A Korean Drama [Agent Kim Reactivated] Just Hit #1 in 20 Countries on Netflix — Including a Top-6 Spot Here in the US
Korean content topping global charts isn't exactly rare anymore, but this one's worth flagging: a new SBS drama called Agent Kim Reactivated (김부장), starring So Ji-sub, has hit #1 on Netflix's non-English chart in 20 countries as of July 4 — and cracked the top 6 here in the US.
What it's about
So Ji-sub plays a mild-mannered accounting department manager at a savings bank — and a devoted single father. When his daughter goes missing, the show peels back a hidden past: he used to be a legendary special agent known as "Code 66." What follows is a revenge-action series built around a father hunting down whoever took his daughter, using instincts he'd spent years burying. It's based on a webtoon, runs 10 episodes, and marks So Ji-sub's return to SBS drama after 13 years (his last was Master's Sun), and his first project since the Netflix series The Plaza a year ago.
A word for what this show is doing right now
A sleeper hit is a title that didn't launch with huge fanfare but built momentum through word of mouth until it was suddenly everywhere. That's exactly the shape of Mr. Kim's rollout — a domestic hit that grew into a genuine global chart-topper within about two weeks.
Where it's landing
It's holding #1 or #2 across most of Asia — Indonesia, Malaysia, Singapore, the Philippines, Thailand, Vietnam, Hong Kong, Taiwan, Japan — and it's cracked the US top 6, which is the harder ceiling to break for a non-English series. The read from critics: the genre helps. Action doesn't need subtitles to land the way dialogue-heavy dramas do, so So Ji-sub's restrained, physical performance travels well.
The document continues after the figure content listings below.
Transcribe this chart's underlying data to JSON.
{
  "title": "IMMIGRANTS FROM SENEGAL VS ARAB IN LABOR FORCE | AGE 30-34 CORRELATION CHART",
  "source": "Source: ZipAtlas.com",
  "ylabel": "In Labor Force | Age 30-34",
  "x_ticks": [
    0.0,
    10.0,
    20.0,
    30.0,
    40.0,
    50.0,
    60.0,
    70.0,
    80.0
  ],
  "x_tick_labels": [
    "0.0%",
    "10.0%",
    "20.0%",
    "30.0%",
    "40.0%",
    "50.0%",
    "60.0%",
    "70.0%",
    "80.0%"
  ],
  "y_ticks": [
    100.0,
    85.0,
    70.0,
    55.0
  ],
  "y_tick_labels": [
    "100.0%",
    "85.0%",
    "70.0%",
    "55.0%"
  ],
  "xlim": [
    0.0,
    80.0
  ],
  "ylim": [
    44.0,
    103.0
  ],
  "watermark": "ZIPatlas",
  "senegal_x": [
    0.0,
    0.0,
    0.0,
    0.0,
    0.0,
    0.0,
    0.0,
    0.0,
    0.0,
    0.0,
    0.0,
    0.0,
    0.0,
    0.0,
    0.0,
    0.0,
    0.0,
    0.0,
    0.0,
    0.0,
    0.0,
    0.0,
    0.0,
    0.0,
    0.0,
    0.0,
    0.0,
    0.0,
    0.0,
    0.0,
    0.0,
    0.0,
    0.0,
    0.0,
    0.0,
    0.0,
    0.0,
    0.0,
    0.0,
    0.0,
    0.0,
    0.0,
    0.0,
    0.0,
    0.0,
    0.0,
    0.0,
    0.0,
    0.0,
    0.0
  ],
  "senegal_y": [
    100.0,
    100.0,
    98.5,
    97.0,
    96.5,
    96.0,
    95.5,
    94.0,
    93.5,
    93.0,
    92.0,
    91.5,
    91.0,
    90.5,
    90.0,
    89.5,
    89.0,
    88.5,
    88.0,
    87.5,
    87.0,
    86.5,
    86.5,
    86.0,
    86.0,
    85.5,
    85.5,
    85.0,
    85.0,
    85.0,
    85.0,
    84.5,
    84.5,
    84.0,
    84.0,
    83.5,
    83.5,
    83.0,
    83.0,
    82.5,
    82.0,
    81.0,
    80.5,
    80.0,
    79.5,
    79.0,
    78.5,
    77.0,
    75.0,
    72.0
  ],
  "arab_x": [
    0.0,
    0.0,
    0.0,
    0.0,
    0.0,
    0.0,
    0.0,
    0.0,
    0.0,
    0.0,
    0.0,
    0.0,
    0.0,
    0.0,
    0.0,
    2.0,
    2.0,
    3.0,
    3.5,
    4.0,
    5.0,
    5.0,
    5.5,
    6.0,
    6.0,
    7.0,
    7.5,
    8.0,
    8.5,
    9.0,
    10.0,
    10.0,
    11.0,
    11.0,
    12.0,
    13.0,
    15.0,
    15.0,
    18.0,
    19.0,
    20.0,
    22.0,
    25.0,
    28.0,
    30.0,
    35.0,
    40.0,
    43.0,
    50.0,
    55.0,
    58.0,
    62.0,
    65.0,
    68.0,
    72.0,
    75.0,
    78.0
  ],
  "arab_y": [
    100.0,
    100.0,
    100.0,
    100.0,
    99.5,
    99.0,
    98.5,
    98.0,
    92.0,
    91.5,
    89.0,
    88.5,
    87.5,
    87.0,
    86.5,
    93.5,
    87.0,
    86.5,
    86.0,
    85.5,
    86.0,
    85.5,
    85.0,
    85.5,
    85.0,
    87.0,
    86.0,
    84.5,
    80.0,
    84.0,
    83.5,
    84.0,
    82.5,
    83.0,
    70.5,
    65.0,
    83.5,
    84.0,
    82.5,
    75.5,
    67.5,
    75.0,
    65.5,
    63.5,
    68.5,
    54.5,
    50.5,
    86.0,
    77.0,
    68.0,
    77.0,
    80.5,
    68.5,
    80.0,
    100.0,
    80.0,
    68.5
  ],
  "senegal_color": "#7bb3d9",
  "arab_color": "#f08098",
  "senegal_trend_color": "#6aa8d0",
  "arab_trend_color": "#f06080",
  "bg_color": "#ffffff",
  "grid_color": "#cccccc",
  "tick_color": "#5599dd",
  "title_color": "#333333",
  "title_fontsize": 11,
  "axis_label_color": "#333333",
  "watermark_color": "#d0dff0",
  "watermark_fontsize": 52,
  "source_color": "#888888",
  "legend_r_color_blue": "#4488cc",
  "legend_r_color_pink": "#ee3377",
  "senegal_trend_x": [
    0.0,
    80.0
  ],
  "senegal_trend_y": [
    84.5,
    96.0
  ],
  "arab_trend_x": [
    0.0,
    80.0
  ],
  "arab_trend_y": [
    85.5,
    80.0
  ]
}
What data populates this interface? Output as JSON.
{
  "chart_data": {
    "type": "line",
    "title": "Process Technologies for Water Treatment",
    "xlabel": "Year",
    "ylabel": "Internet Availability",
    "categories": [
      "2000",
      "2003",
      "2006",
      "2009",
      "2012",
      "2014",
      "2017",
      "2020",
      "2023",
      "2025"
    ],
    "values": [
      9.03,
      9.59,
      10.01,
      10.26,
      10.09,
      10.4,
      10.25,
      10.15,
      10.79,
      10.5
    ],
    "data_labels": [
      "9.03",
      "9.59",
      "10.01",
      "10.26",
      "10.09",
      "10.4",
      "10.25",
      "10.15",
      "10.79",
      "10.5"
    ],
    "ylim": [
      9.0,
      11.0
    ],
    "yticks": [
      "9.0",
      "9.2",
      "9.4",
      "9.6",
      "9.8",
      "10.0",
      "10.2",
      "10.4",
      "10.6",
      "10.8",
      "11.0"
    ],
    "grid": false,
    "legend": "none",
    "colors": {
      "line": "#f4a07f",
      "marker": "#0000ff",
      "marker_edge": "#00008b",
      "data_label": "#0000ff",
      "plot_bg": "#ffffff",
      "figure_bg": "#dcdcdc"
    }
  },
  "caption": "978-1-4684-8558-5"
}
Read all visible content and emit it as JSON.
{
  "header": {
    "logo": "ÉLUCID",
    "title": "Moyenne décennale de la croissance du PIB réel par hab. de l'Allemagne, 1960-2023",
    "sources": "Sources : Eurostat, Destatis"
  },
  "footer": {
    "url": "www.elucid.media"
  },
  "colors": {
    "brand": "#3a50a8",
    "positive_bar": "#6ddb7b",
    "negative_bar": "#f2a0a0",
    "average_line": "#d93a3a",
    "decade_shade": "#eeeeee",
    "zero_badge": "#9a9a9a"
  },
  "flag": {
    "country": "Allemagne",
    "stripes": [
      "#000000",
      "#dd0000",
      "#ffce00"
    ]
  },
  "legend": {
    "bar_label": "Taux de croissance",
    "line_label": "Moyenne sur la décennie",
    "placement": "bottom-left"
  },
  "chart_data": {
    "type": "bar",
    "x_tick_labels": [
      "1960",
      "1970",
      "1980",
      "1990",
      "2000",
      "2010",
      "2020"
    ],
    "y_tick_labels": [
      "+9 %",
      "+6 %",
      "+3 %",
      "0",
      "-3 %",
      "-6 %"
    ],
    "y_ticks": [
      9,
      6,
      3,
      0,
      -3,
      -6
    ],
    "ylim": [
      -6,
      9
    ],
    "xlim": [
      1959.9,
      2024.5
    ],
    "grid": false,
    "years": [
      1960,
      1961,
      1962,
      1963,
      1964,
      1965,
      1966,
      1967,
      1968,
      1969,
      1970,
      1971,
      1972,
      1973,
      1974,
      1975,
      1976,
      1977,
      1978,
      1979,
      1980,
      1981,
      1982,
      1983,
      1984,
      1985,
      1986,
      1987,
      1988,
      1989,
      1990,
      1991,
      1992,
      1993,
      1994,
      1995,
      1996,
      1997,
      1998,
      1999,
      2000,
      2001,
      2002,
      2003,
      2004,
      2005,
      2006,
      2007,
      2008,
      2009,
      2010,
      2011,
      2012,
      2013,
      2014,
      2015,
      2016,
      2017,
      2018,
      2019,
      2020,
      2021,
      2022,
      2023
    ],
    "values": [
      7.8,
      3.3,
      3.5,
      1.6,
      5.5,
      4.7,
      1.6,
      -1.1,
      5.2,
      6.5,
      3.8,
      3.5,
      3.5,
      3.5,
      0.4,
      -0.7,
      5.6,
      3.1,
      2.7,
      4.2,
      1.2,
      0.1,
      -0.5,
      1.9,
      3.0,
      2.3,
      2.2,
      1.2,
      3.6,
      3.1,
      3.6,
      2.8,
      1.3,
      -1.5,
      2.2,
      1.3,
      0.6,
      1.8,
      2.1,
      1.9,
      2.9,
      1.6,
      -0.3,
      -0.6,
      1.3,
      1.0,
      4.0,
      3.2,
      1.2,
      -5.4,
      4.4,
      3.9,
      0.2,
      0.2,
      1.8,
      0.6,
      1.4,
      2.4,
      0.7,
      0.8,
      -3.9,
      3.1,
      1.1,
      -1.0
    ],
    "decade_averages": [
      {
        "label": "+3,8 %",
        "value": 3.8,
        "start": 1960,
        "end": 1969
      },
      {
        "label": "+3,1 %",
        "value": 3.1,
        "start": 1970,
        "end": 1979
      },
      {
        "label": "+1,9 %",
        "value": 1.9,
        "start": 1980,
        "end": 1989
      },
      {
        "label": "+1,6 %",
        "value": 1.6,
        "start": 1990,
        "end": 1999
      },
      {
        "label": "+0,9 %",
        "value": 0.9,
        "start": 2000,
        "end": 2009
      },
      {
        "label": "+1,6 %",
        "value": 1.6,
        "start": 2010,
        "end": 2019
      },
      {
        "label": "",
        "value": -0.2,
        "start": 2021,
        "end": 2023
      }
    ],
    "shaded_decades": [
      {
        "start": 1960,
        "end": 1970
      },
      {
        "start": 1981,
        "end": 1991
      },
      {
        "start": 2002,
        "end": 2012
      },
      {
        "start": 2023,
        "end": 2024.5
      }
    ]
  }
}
This isn't new territory for him, either. Back in 2012, So Ji-sub starred in the film A Company Man, playing an ordinary office worker who's secretly an employee of a professional assassination outfit — basically the same premise as Mr. Kim, a decade early. Between that role and this one, he's quietly rebuilt his image from the romantic lead he debuted as into a go-to actor for this exact kind of restrained, lethal, "wait, HE'S the killer?" role.
Domestically, it's also a monster: four episodes in and it hit 21.6% nationwide viewership, peaking at 25.1% — genuinely rare numbers for Korean broadcast TV right now.
Why I like flagging stories like this one
Korean content doing well overseas isn't news anymore, but I still like calling it out when it happens — partly because that's the whole premise of what Jinguk and I are doing with this channel: building a small bridge between "what's happening in Korea" and "what Americans should know about it." Every time something like Agent Kim Reactivated breaks through, that bridge gets a little less like a novelty and a little more like just... how things are now.
Between writing this and keeping half an eye on the World Cup fallout, there's a batch of 배추 kimchi curing in the kitchen, and I'm sneaking in studio hours whenever I can grab them.